Собес

               
Танечка Полякова больше всего на свете ненавидела слово "собес".
Она не могла точно объяснить, что оно такое - собес, но твердо была уверена - все беды от него.
Да и за что его любить-то?  За ворчливые проблемы стариков, за жалобы инвалидов с их костылями, за сирот, растущих, как она сама, в Ногинском детском доме?
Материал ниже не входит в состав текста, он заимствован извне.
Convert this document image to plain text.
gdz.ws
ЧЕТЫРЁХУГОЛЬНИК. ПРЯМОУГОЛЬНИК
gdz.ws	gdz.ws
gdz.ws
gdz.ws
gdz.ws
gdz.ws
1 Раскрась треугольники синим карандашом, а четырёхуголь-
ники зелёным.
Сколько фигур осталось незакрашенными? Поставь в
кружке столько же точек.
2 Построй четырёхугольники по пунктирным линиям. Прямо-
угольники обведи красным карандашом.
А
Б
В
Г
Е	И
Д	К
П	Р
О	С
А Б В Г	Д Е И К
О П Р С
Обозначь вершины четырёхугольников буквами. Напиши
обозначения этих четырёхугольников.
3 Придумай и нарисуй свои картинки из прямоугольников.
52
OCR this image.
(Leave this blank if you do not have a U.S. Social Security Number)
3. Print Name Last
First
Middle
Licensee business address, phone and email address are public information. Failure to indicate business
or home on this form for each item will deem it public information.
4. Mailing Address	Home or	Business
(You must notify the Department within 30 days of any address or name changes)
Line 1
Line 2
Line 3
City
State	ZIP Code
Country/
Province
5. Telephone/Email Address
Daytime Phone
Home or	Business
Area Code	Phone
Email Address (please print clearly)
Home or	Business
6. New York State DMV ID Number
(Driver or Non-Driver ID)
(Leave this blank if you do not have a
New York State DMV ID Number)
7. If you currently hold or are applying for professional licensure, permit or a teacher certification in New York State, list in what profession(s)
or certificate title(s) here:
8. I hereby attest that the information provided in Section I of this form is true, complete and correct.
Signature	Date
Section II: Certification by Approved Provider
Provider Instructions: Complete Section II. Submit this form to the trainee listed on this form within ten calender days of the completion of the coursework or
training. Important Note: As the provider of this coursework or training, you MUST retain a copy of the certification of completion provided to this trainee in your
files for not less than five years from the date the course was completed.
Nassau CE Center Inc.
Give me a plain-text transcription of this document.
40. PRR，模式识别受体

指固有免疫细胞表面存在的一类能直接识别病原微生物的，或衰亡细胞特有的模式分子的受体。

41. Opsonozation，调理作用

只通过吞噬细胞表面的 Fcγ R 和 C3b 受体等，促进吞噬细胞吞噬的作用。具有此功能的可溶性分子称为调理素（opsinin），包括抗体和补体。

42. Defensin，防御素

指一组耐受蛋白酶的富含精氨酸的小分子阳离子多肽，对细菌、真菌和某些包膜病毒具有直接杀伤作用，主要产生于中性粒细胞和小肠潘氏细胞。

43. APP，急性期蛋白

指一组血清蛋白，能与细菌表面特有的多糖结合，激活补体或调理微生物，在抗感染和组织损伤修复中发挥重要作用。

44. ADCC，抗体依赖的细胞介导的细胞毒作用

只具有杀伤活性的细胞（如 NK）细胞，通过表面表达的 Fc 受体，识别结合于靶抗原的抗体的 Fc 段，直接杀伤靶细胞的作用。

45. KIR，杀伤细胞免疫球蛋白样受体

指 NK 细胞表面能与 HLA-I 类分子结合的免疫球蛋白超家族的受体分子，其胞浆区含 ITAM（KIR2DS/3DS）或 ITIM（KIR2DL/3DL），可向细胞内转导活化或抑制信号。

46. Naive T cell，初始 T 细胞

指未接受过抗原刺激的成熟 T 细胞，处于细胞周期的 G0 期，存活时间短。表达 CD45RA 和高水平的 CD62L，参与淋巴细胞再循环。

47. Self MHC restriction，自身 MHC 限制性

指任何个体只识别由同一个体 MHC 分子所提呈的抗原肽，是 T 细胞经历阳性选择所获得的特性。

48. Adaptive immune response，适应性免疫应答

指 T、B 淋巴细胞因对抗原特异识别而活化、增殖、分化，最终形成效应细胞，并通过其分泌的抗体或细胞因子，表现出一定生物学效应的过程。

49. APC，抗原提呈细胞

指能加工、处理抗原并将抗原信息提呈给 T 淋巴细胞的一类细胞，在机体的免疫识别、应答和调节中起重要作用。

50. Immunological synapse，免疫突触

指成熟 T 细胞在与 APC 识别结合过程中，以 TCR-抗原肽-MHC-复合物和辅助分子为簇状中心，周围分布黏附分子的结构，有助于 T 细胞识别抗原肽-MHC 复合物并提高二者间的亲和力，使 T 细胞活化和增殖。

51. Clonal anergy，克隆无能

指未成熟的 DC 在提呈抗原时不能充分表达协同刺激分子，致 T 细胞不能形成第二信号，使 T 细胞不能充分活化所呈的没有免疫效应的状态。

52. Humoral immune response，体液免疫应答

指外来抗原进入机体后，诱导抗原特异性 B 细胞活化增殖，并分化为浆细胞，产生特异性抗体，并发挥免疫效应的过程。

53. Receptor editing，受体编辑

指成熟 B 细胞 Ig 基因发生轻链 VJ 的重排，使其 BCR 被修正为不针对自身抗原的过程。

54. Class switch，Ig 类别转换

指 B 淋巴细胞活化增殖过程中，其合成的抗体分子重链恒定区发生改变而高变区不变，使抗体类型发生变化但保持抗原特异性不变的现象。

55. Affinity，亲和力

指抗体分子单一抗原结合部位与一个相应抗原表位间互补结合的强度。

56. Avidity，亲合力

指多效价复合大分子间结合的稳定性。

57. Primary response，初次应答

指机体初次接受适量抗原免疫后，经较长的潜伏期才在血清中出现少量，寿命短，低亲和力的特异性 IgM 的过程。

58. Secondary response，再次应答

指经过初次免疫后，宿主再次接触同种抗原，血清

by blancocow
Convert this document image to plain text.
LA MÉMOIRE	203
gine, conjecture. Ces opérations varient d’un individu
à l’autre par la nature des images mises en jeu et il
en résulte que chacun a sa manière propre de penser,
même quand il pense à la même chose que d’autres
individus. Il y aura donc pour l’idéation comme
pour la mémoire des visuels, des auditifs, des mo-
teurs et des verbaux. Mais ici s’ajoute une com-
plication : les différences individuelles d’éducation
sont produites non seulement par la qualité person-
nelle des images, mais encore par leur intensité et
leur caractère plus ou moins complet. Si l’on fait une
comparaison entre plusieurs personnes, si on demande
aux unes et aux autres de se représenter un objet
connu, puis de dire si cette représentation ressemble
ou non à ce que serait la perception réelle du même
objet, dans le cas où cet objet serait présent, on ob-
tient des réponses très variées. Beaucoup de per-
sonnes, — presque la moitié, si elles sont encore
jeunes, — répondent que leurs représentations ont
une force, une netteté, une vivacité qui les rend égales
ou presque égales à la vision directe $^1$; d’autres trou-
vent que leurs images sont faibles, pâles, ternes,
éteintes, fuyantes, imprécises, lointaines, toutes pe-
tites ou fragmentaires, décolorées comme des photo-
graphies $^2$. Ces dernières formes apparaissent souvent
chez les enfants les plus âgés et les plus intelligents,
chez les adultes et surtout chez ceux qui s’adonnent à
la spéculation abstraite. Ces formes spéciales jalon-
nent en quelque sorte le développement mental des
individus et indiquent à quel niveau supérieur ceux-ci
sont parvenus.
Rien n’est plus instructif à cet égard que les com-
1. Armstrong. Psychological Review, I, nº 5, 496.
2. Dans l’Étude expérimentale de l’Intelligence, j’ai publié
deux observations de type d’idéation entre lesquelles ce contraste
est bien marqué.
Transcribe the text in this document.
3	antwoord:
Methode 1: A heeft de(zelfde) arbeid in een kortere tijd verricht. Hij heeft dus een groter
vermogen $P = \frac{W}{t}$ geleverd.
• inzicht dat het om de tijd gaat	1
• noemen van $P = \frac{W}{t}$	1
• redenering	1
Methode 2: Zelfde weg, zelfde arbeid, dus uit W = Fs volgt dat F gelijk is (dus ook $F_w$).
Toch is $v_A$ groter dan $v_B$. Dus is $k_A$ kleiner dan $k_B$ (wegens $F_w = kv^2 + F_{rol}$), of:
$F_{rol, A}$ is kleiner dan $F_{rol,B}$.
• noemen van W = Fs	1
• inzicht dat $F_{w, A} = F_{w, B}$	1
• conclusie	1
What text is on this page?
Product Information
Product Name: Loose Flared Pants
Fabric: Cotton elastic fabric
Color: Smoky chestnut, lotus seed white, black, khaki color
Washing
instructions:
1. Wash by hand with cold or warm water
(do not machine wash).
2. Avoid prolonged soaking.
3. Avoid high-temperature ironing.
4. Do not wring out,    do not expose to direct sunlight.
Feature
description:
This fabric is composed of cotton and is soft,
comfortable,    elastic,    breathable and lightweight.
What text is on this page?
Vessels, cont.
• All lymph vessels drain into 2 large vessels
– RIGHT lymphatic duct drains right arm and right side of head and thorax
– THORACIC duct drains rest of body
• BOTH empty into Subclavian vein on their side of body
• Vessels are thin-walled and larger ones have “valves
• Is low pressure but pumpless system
Впрочем, сиротой Танечка вовсе не была.
Два раза в месяц ее навещала бабка с гостинцем. Мамкина бабка. Гостинцем был прозрачный целлофановый пакет, в котором лежали  две-три вареных морковки и столько же свеколок.
На полдник в детдоме всегда давали банан либо красное яблоко.
А свеклу с морковкой давали на обед в виде винегрета.
Танечка всегда морщила при виде гостинца свое подвижное личико: "Баб, ну, зачем? Принесла бы мне сникерс!"
"Какой еще сникерс?- ворчала бабка. - Ты меня спроси, с моей пенсии можно купить этот самый сникерс? Ишь ты, сникерс ей подавай!"
"Тогда вообще не приноси!- громко обижалась Танечка. - И не надо мне ничего!"
В свои шесть лет она не очень хорошо понимала заботы семьи, если дом, откуда приходила бабка, можно было назвать семьей.
Бабка содержала на свою пенсию непутевую дочь, Танечкину мать, нигде постоянно не работающую и не горящую желанием работать.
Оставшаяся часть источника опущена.